Ripercorrendo i fatti: due mesi fa, per l’appunto, a seguito di una mobilitazione cittadina antifascista, veniva occupato l’ex Teatro In Fiera, storico edificio cittadino abbandonato continuativamente da trent’anni. La composizione degli occupanti è trasversale: tanti cittadini vogliosi di riconsegnare quel luogo unico ai messinesi; e poi studenti, artisti, militanti. La posta in palio è enorme. Il teatro si trova infatti sul lungomare messinese, nell’area della fiera più precisamente, da anni ormai oggetto delle attenzioni dei grandi capitali locali e non solo pronti ad investire su una riqualificazione dell’area che privatizzando garantirebbe enormi profitti a enti e imprese. A fare da garante in questo processo di “espropriazione del suolo pubblico” (di un’area bellissima affacciata sullo stretto di Messina) è l’ente portuale, responsabile di tutta la zone della fiera.

Sin dai primi giorni di occupazione l’andazzo appare chiaro: gli occupanti hanno toccato un nervo scoperto per la città di Messina! Cosa che da un lato porta grande partecipazione (tantissime iniziative, assemblee, momenti di socialità) e interesse tra i messinesi, dall’altro suscita l’immediato nervosismo di enti e istituzioni pubbliche che da subito sottolineano la necessità di non mettere a rischio i progetti previsti per l’area.

Arriviamo così all’oggi, quando col solito colpo di mano, le istituzioni fanno valere la legge dello “sgombero” (l’ennesimo di queste giornate, basti pensare al Guernica di Modena) per tutelare gli interessi privati e provare a cancellare in una sola mossa una così ricca e vivace esperienza di mobilitazione e partecipazione reale ad una sana politica dal basso. Vengono anche notificati dieci avvisi di garanzia a occupanti identificati a casaccio. Il tentativo di impaurire si è quindi concretizzato stamattina.

Dal canto loro gli occupanti non demordono.
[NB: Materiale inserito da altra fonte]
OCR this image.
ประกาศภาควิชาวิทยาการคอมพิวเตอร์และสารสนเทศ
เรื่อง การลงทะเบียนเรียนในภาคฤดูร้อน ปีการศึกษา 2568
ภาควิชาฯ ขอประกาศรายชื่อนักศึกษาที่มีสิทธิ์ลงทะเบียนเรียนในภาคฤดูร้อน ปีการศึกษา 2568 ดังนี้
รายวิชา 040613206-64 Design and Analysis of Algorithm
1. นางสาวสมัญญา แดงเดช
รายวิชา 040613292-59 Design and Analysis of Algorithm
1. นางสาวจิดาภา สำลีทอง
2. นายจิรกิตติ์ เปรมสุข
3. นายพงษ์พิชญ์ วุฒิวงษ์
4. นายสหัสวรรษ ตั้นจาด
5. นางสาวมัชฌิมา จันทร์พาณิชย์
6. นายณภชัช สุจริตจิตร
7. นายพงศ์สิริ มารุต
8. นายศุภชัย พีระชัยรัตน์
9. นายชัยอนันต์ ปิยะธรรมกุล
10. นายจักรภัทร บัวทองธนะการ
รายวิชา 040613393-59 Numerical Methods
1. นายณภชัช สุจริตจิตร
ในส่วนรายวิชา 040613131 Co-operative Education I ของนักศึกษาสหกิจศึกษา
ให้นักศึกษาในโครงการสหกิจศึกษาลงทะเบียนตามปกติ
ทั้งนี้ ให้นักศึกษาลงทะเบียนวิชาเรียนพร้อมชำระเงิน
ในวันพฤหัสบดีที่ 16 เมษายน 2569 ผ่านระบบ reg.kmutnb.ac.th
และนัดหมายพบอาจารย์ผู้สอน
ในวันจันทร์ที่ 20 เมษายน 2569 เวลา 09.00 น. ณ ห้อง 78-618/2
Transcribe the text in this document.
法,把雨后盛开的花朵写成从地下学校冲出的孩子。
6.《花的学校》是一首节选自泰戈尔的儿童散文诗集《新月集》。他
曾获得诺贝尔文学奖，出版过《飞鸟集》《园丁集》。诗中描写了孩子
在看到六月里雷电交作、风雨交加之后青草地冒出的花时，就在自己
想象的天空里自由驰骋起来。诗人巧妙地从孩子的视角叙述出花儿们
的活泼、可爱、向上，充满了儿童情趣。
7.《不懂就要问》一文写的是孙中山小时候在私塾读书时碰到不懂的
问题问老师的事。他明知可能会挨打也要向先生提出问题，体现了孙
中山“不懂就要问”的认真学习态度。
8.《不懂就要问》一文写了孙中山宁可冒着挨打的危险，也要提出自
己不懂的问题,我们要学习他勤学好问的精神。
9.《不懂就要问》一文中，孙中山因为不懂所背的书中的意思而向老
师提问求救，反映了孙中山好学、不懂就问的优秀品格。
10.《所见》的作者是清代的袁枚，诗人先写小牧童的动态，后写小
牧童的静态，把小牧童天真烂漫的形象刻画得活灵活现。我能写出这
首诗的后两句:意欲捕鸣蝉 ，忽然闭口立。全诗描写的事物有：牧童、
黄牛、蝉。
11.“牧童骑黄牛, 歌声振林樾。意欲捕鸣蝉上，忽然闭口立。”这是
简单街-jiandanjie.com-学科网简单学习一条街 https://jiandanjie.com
Ribadendo un principio fondamentale – quello per cui è criminale abbandonare per decenni edifici come quello in questione per poi svenderlo al migliore offerente mentre è legittimo oltreché dovuto riappropriarsene per riconsegnarlo alle esigenze della comunità e del “bene comune” – non si lasciano impaurire e troveranno certamente il modo di dare continuità ad un’esperienza che è appena all’inizio.

L’elenco è già lungo e significativo ma al Teatro Pinelli Occupato va ovviamente anche la nostra solidarietà.